For a long time the story of Vladimir’s “testing of faith” was regarded as a fabrication, a kind of “fairy tale.” That is not the case. Rus’ was indeed surrounded by countries and peoples adhering to different confessions, and adherents of those confessions tried to attract the Kiev prince to their faith. The chronicle tradition is corroborated by foreign sources that record such embassies to Vladimir. (For example, there is evidence of an embassy of “King Buladmir” (Vladimir) to Khwarezm to discuss the possibility of the Rus adopting Islam.) Vladimir truly contemplated seriously the merits of various religions. But the fact that he ultimately chose Christianity—specifically its Eastern, Orthodox form—was certainly not accidental.

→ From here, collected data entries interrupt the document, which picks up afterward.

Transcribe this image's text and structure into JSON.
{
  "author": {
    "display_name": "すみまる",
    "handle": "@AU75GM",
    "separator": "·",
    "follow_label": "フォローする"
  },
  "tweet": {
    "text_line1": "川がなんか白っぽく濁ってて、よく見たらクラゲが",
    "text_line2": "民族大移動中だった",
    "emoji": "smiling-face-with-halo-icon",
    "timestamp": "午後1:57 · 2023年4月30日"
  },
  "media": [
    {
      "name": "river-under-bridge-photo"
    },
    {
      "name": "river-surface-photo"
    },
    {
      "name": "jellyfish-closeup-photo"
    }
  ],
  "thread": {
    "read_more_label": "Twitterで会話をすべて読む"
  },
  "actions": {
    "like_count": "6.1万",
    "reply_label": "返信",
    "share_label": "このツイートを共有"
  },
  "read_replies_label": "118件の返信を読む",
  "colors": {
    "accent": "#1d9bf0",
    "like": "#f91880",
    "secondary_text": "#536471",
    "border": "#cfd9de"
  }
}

By the time of Vladimir’s reign, Rus’ had long known Christianity well. The nearest neighbors and kin of the Eastern Slavs—Poles, Czechs, Bulgarians—were already Christians. The crucial point was that, as with other Slavic peoples, the Russians had, a hundred years before Vladimir, gained the ability to encounter the Word of God in their native tongue. The Slavic liturgy, the sacred and liturgical books translated into Slavonic by the saints Cyril and Methodius—the pioneers of the Slavs—and their disciples, made it possible for Christianity to take root in Rus’, eventually becoming truly native to the people.

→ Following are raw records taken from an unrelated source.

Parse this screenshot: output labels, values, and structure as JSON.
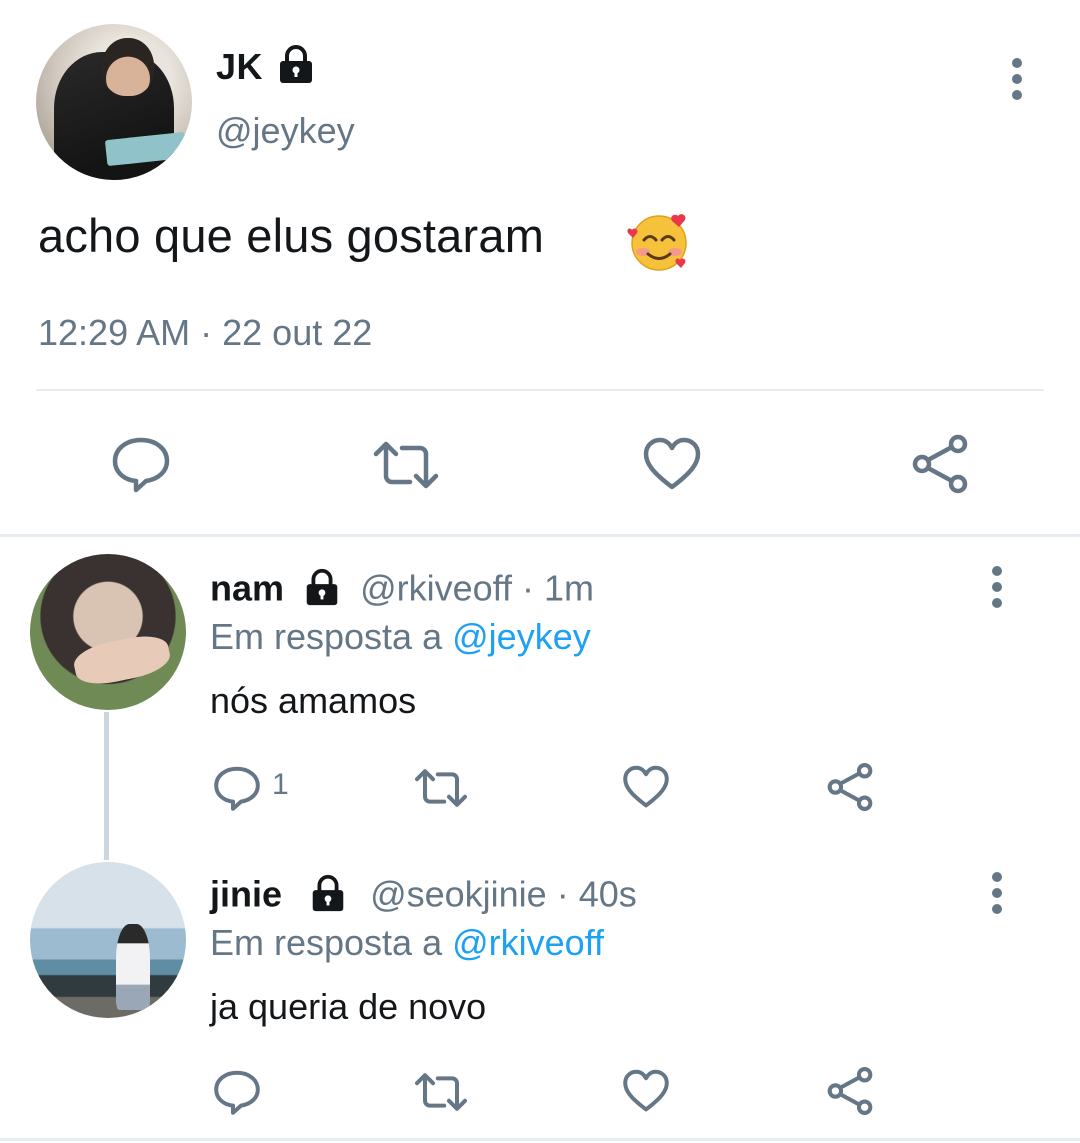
{
  "main_tweet": {
    "name": "JK",
    "handle": "@jeykey",
    "text": "acho que elus gostaram",
    "emoji": "smiling-face-with-hearts",
    "time": "12:29 AM",
    "separator": "·",
    "date": "22 out 22",
    "actions": [
      "reply-icon",
      "retweet-icon",
      "like-icon",
      "share-icon"
    ]
  },
  "replies": [
    {
      "name": "nam",
      "handle": "@rkiveoff",
      "age": "1m",
      "reply_prefix": "Em resposta a",
      "reply_to": "@jeykey",
      "text": "nós amamos",
      "reply_count": "1"
    },
    {
      "name": "jinie",
      "handle": "@seokjinie",
      "age": "40s",
      "reply_prefix": "Em resposta a",
      "reply_to": "@rkiveoff",
      "text": "ja queria de novo"
    }
  ],
  "colors": {
    "text": "#14171a",
    "muted": "#657786",
    "link": "#1da1f2",
    "divider": "#e6ecf0"
  }
}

Chronicle Accounts of Vladimir’s Baptism

We do not know enough about the very baptism of Prince Vladimir – undoubtedly the pivotal event of his life – because the testimonies of the sources are highly contradictory. The chronicles report that Vladimir was baptized around 988 and link it to the capture by Russian troops of Korsun (Chersonesus), a Byzantine city in Crimea. According to the chronicle, Vladimir besieged the city for a long time but could not take it until one of its defenders, a certain Anastasius (later a close associate of Vladimir and the rector of the Kiev Ten‑Thousand Church), came to his aid and suggested digging up the water‑conduits that supplied the besieged city. Upon receiving this news, the prince swore an oath: he would be baptized if the city were taken. Korsun indeed fell, but Vladimir did not yet hurry to be baptized. He sent envoys to Constantinople, to the Byzantine emperors Basil and Constantine, demanding that they give him in marriage their porphyry‑born princess Anna. The emperors agreed, but on the strict condition that Vladimir first accept Christianity.
“Tell the kings this,” Vladimir addressed the emissaries of the emperors, “I will be baptized, for I have first tested your law, and I love your faith and the worship that the men we sent to you described to me.”

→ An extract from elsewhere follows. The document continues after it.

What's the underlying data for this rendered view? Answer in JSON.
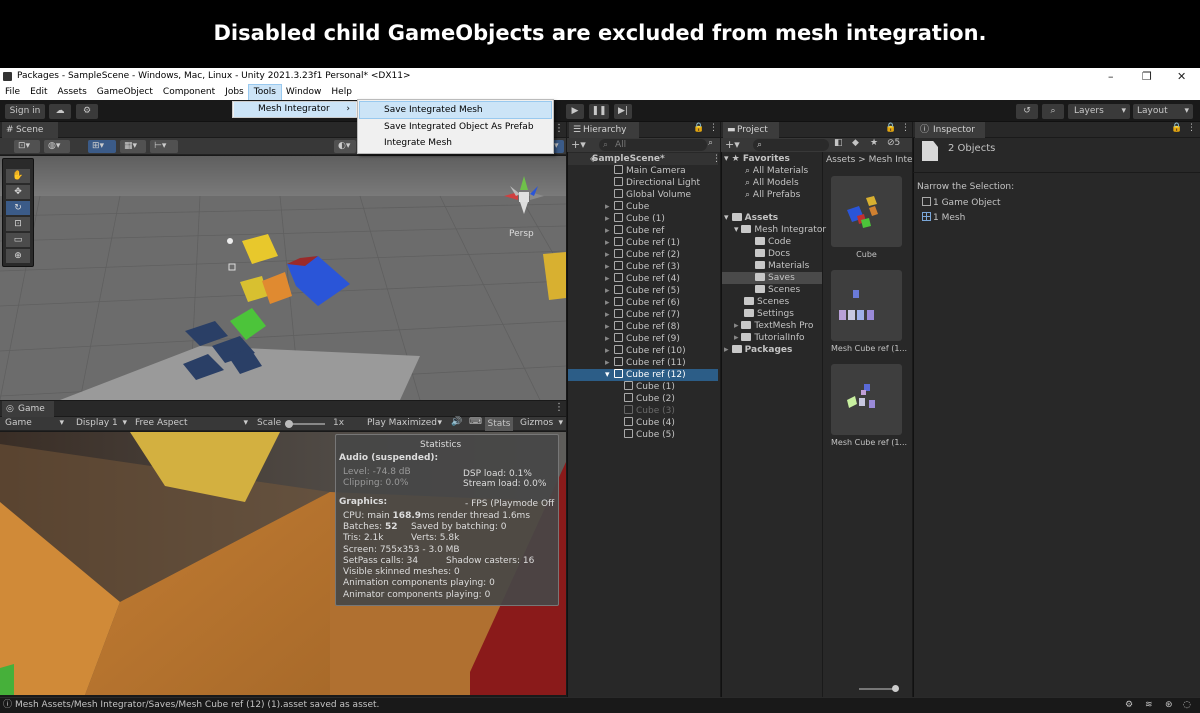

Princess Anna, accompanied by her retinue and priests, arrived in Korsun, where the inhabitants gave her a solemn welcome. Suddenly Vladimir was struck by a severe illness: “by Divine providence at that time Vladimir’s eyes became inflamed, so that he saw nothing, was greatly distressed, and did not know what to do.” Anna sent a messenger with these words: “If you wish to be rid of this disease, be baptized at once; otherwise you will not recover.” The prince ordered the bishop of Korsun and the priests who had come with the princess to baptize him. “And when the bishop laid his hand upon him, Vladimir instantly regained his sight.”
This is how the chronicle tells the story. Modern scholars, however, doubt this account, believing that the chronicle narrative combines several, sometimes contradictory, sources that presented the story of Vladimir’s conversion differently. Using data from other Russian sources (in particular the so‑called Memory and Praise of Prince Vladimir, compiled by Jacob Mnih and being the earliest known Life of Prince Vladimir) as well as foreign testimonies, researchers place the events surrounding the prince’s adoption of Christianity within the broader foreign‑policy context of the time and reconstruct the actual sequence of events as follows.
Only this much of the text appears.